Creates the EKS cluster with managed node groups (blue and green), essential add-ons, and outputs needed for application deployment.

module "eks" {
  source          = "terraform-aws-modules/eks/aws"
  version         = "19.21.0"
  cluster_version = "1.29"
  cluster_name    = "eks-cluster"

  cluster_endpoint_public_access = true

  cluster_addons = {
    coredns            = { most_recent = true }
    kube-proxy         = { most_recent = true }
    vpc-cni            = { most_recent = true }
    aws-ebs-csi-driver = { most_recent = true }
  }

  vpc_id     = var.vpc_id
  subnet_ids = var.private_subnets

  eks_managed_node_groups = {
    blue = {
      min_size     = 1
      max_size     = 2
      desired_size = 1
    }
    green = {
      min_size       = 1
      max_size       = 2
      desired_size   = 1
      instance_types = ["t3.medium"]
      capacity_type  = "ON_DEMAND"
    }
  }
}

ALB Controller Module

Creates the IAM role, service account, and installs the AWS Load Balancer Controller via Helm.

Pro Tip

The AWS Load Balancer Controller manages ALBs and NLBs for your Kubernetes services and ingresses.

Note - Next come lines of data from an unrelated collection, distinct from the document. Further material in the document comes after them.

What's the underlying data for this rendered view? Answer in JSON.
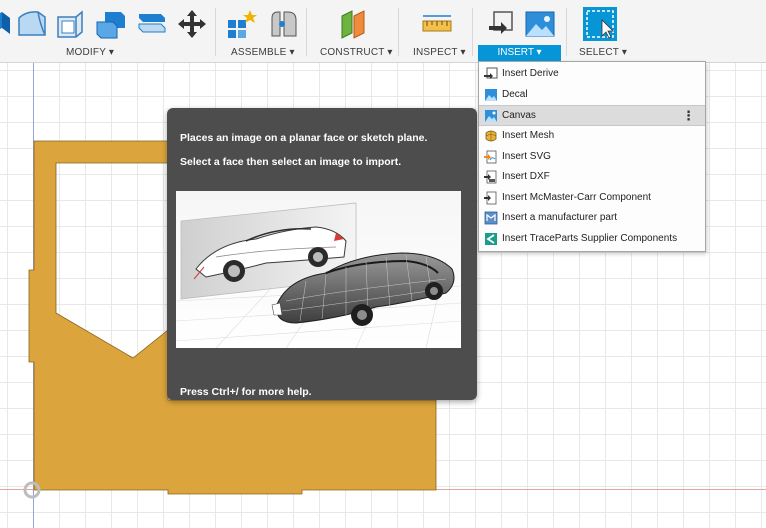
{
  "toolbar": {
    "groups": [
      {
        "label": "MODIFY ▾"
      },
      {
        "label": "ASSEMBLE ▾"
      },
      {
        "label": "CONSTRUCT ▾"
      },
      {
        "label": "INSPECT ▾"
      },
      {
        "label": "INSERT ▾"
      },
      {
        "label": "SELECT ▾"
      }
    ],
    "accent": "#0696d7"
  },
  "insert_menu": {
    "items": [
      {
        "label": "Insert Derive",
        "icon": "insert-derive-icon"
      },
      {
        "label": "Decal",
        "icon": "decal-icon"
      },
      {
        "label": "Canvas",
        "icon": "canvas-icon",
        "more": "⋮"
      },
      {
        "label": "Insert Mesh",
        "icon": "insert-mesh-icon"
      },
      {
        "label": "Insert SVG",
        "icon": "insert-svg-icon"
      },
      {
        "label": "Insert DXF",
        "icon": "insert-dxf-icon"
      },
      {
        "label": "Insert McMaster-Carr Component",
        "icon": "mcmaster-carr-icon"
      },
      {
        "label": "Insert a manufacturer part",
        "icon": "manufacturer-part-icon"
      },
      {
        "label": "Insert TraceParts Supplier Components",
        "icon": "traceparts-icon"
      }
    ],
    "active_index": 2
  },
  "tooltip": {
    "line1": "Places an image on a planar face or sketch plane.",
    "line2": "Select a face then select an image to import.",
    "footer": "Press Ctrl+/ for more help."
  },
  "colors": {
    "sketch_fill": "#dba43c",
    "tooltip_bg": "#4d4d4d",
    "menu_highlight": "#dcdcdc"
  }
}
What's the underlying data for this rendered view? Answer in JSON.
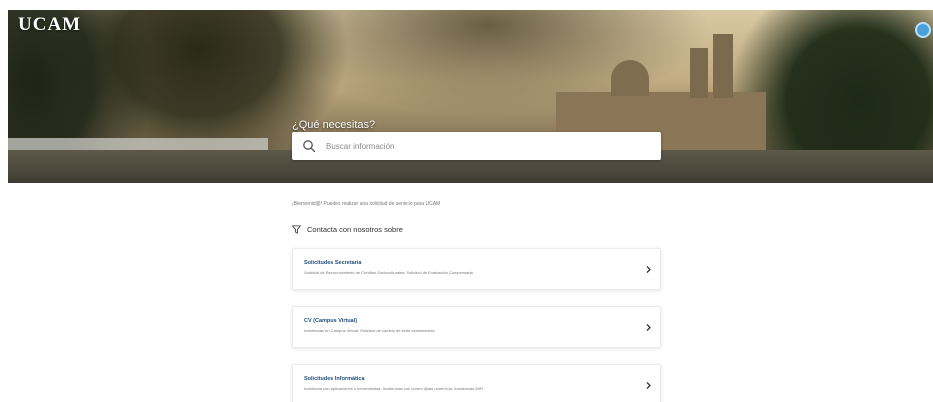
{
  "header": {
    "brand": "UCAM",
    "hero_heading": "¿Qué necesitas?",
    "search": {
      "placeholder": "Buscar información",
      "value": ""
    },
    "corner_icon": "help-bubble-icon"
  },
  "main": {
    "welcome_text": "¡Bienvenid@! Puedes realizar una solicitud de servicio para UCAM",
    "contact_heading": "Contacta con nosotros sobre",
    "cards": [
      {
        "title": "Solicitudes Secretaría",
        "description": "Solicitud de Reconocimiento de Créditos Socioculturales; Solicitud de Evaluación Compensada"
      },
      {
        "title": "CV (Campus Virtual)",
        "description": "Incidencias en Campus Virtual; Solicitud de cambio de sede examinadora"
      },
      {
        "title": "Solicitudes Informática",
        "description": "Incidencia con aplicaciones o herramientas; Incidencias con correo @alu.ucam.edu; Incidencias WiFi"
      }
    ]
  },
  "colors": {
    "card_title": "#1f4c7a",
    "accent": "#4aa0d8"
  }
}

It's required for using AWS load balancers with EKS.

Demo Application

Deploys a complete application stack including:

  • Kubernetes namespace
  • IAM policy and role for the application
  • Service account with IRSA (IAM Roles for Service Accounts)
  • Deployment with NGINX containers
  • NodePort service
  • Ingress that creates an internet-facing ALB

Deployment

  1. Clone the repository with all module files
  2. Configure your AWS credentials
  3. Run terraform init to initialize providers
  4. Run terraform plan to preview changes
  5. Run terraform apply to create resources
  6. The output includes the ALB DNS name - paste it in a browser to test

Troubleshooting

  • ALB not created - Verify subnet tags are correct. Check ALB Controller logs with kubectl logs -n kube-system -l app.kubernetes.io/name=aws-load-balancer-controller.
  • Pods stuck in Pending - Check node group capacity. Run kubectl describe pod for details. May need to increase node count or instance size.
  • Cannot connect to cluster - Update kubeconfig with aws eks update-kubeconfig --name eks-cluster --region us-east-1.
  • Service account errors - Verify OIDC provider is created. Check IAM role trust policy includes the correct OIDC provider ARN.
  • Terraform apply fails on Kubernetes resources - EKS cluster must be created first. Use depends_on or apply in stages.
  • Ingress shows no address - Check ALB Controller is running. Verify ingress annotations are correct for your use case (internet-facing vs internal).

Conclusion

AWS EKS represents a significant leap forward in simplifying containerized application deployment at scale. By leveraging Kubernetes and AWS services together with Terraform, EKS provides a robust, scalable, and secure platform for modern application development. Whether you're an enterprise modernizing applications or a developer deploying scalable applications, AWS EKS offers a compelling solution.